そして、夕方からは、大学のクラブの仲間たちと鍋をする。夫婦で出席。

久々に部室に入ったが、あいかわらず汚い(笑)。物も増えて、カオスっぷりが増していた。

鍋はおいしかった。くちびる火傷しちゃったけど。

途中からやってきたスモーカーが一人、狭い部屋でタバコを吸いだしたので、

鍋も終わって片づけも済んでたし、わたしは帰ることにした。

普段は別にそこまで嫌煙家でもないのだが、やはり妊娠中の身では煙が気になる。彼はわたしに「大丈夫か」ときいてはくれたけど、さすがにスモーカーに「吸うな」とまでは言えない。わたしだって言えない。

「動いてるか」とか言ってわたしのお腹気にしてるくせに、ちょっと外に出て吸うくらいの配慮はしてくれてもよさそうなものなのに……ともやもやしたが、仕方のないことだ、イヤならわたしが出ていけばいいだけのことだ、と諦めた。こっそり一人で帰ろうとしたのだが、彼が出てきてちゃんと家まで送ってくれた。
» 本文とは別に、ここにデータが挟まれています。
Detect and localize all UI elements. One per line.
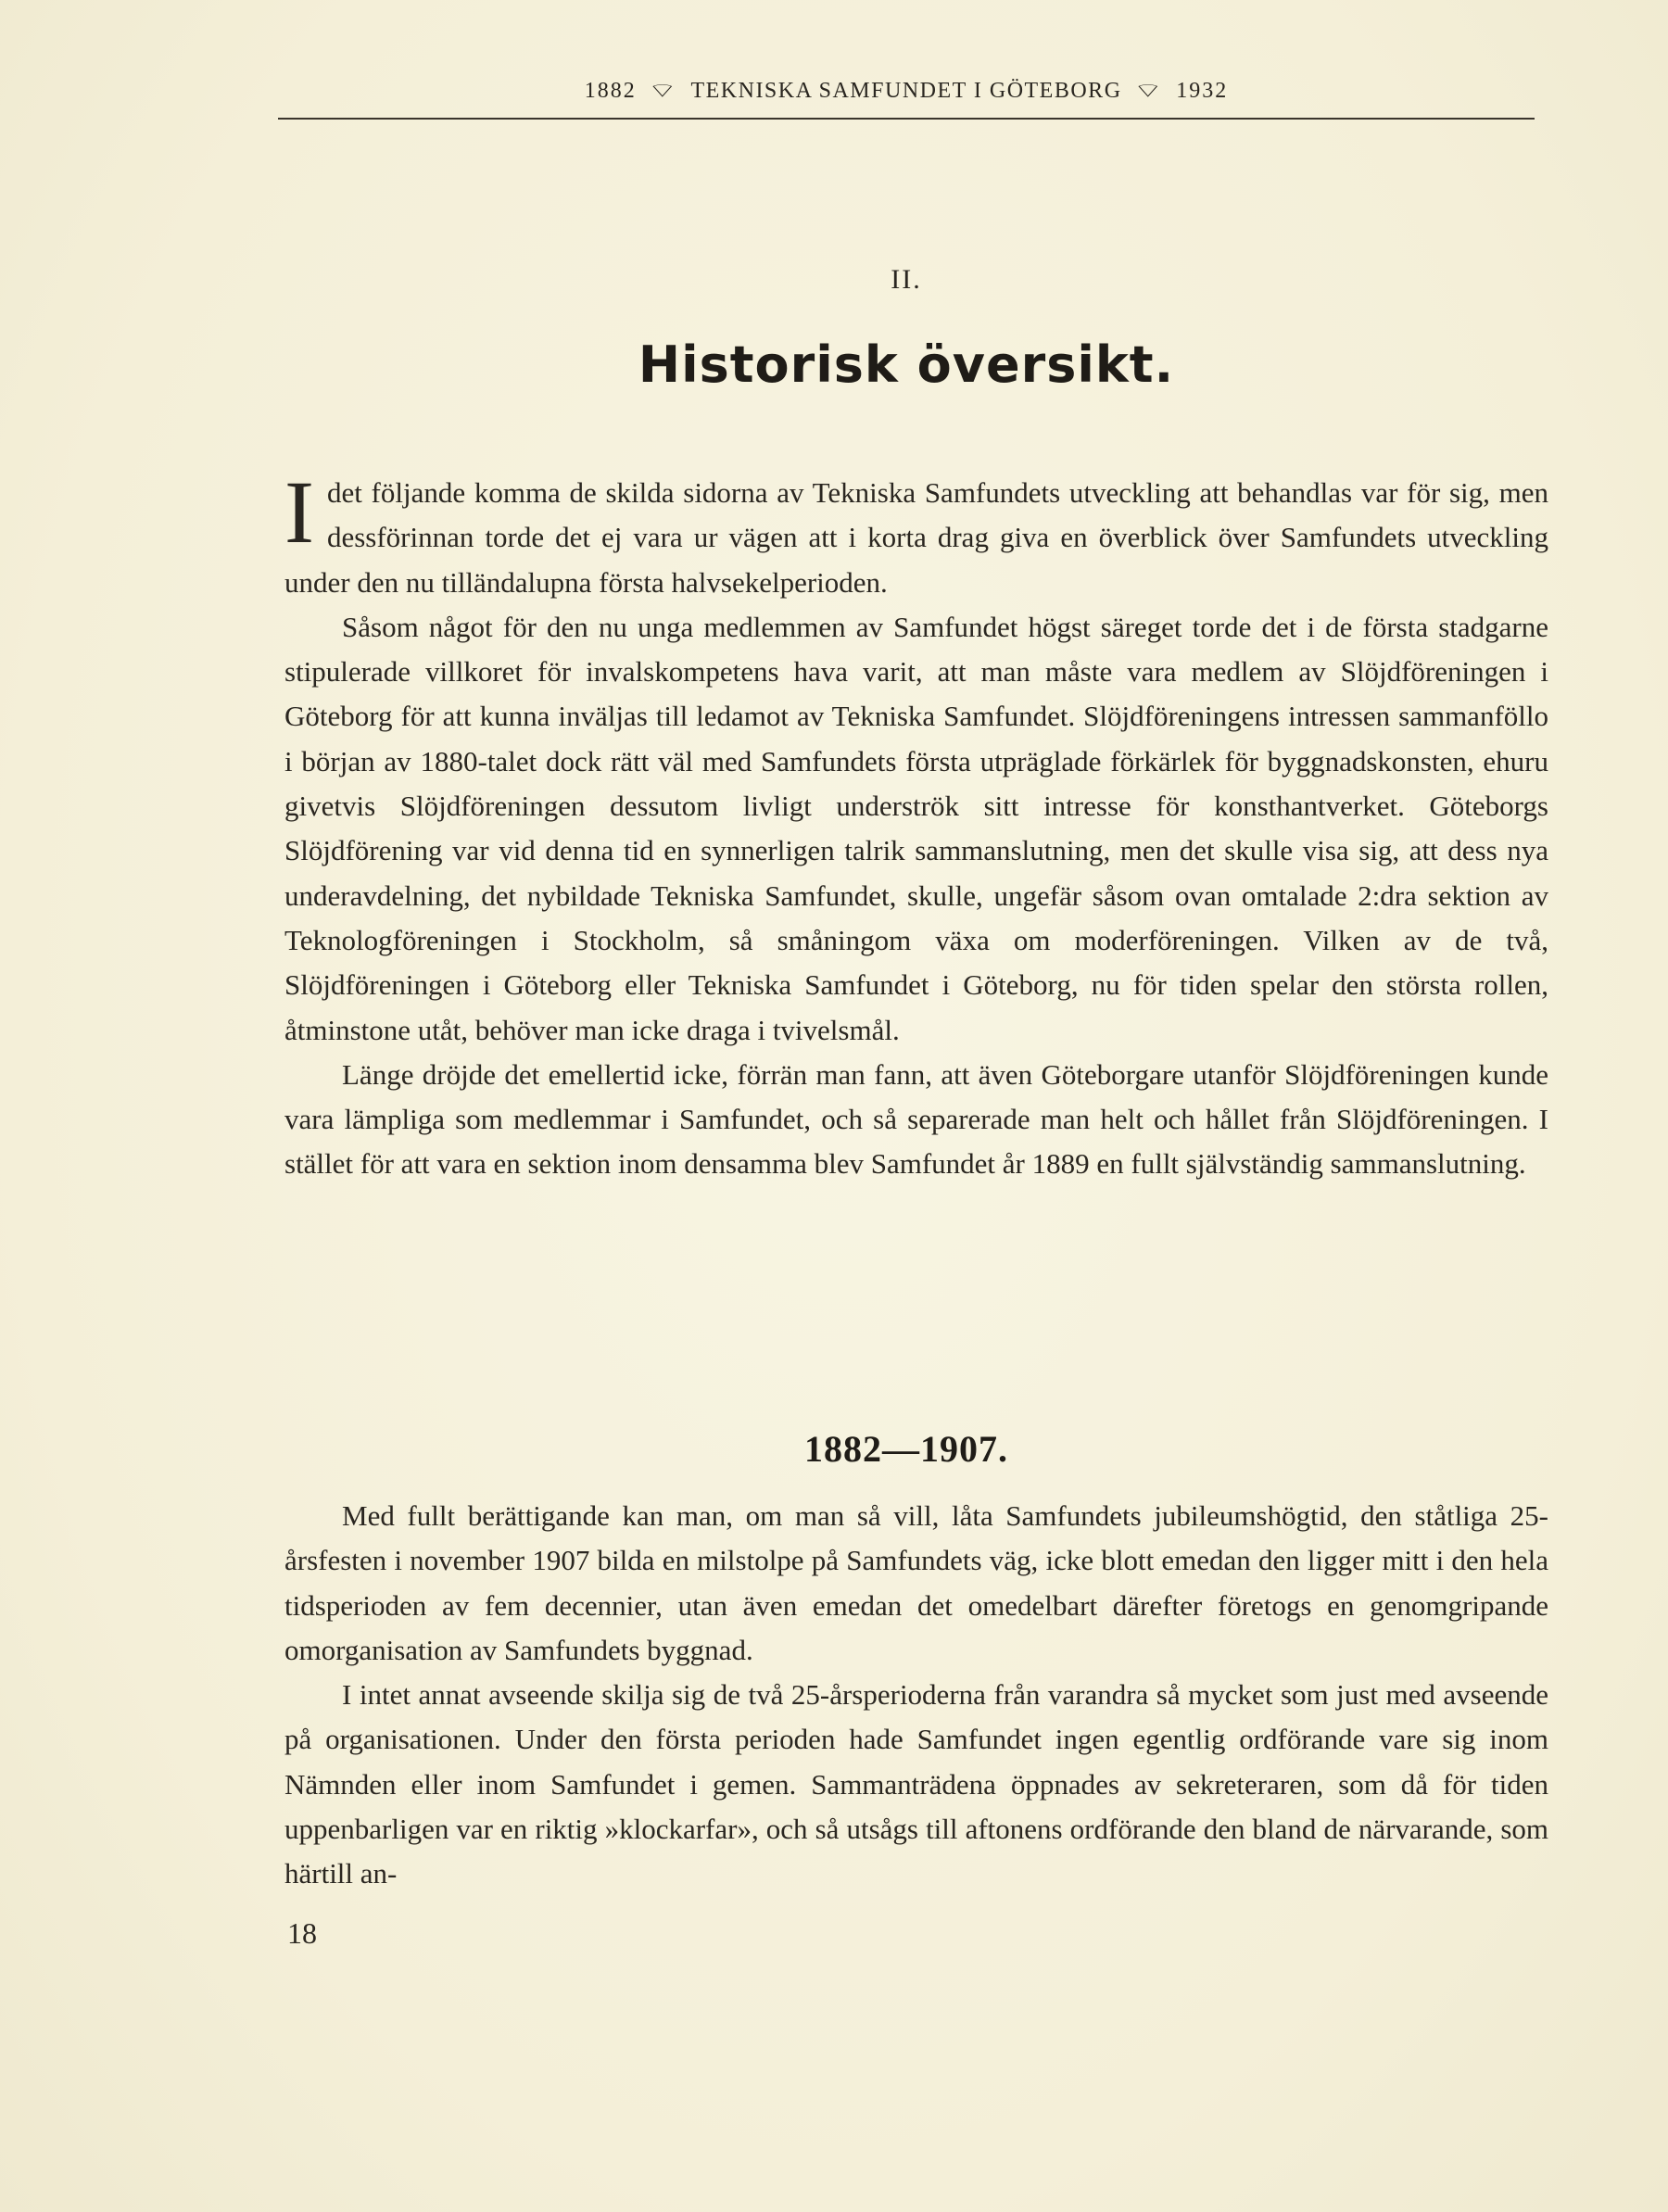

日曜の夜、彼が寝入るころになってまたしても寂しくなり、拗ねた態度をとっていたわたしを、

彼が「こっちおいで」と呼んでくれた。

服を脱がせて、ベッドの中で後ろから抱っこしてくれた。

構ってもらえるのがすごくうれしくて、寂しさはどこかへ消し飛んだ。あまりにもゲンキンな自分がちょっと恥ずかしい。

彼はそのまま最後までしてくれた。

最近、セックスが終わると、なんとなくお互いに「ありがとう」と「ごめんね」を言う。

嬉しさと同時に、相手の体への負担を心配する気持ちがあるからだと思う。

彼は疲れているし、わたしはお腹が大きいから。


臨月間近なわけだが、まだ胎動は激しい。おとなしいときはおとなしいが、、動くときはすごい動き方をする。彼が見ていた時に左から右へ「ぐにょんっ」と動いたことがあって、「今の、まわし蹴りだよきっと」と二人で笑ったりした。

だいぶ胃が圧迫されているのか、ごはんの後がとても苦しい。寝起きに、食べづわりみたいな、空腹からの気持ち悪さを感じる日もある。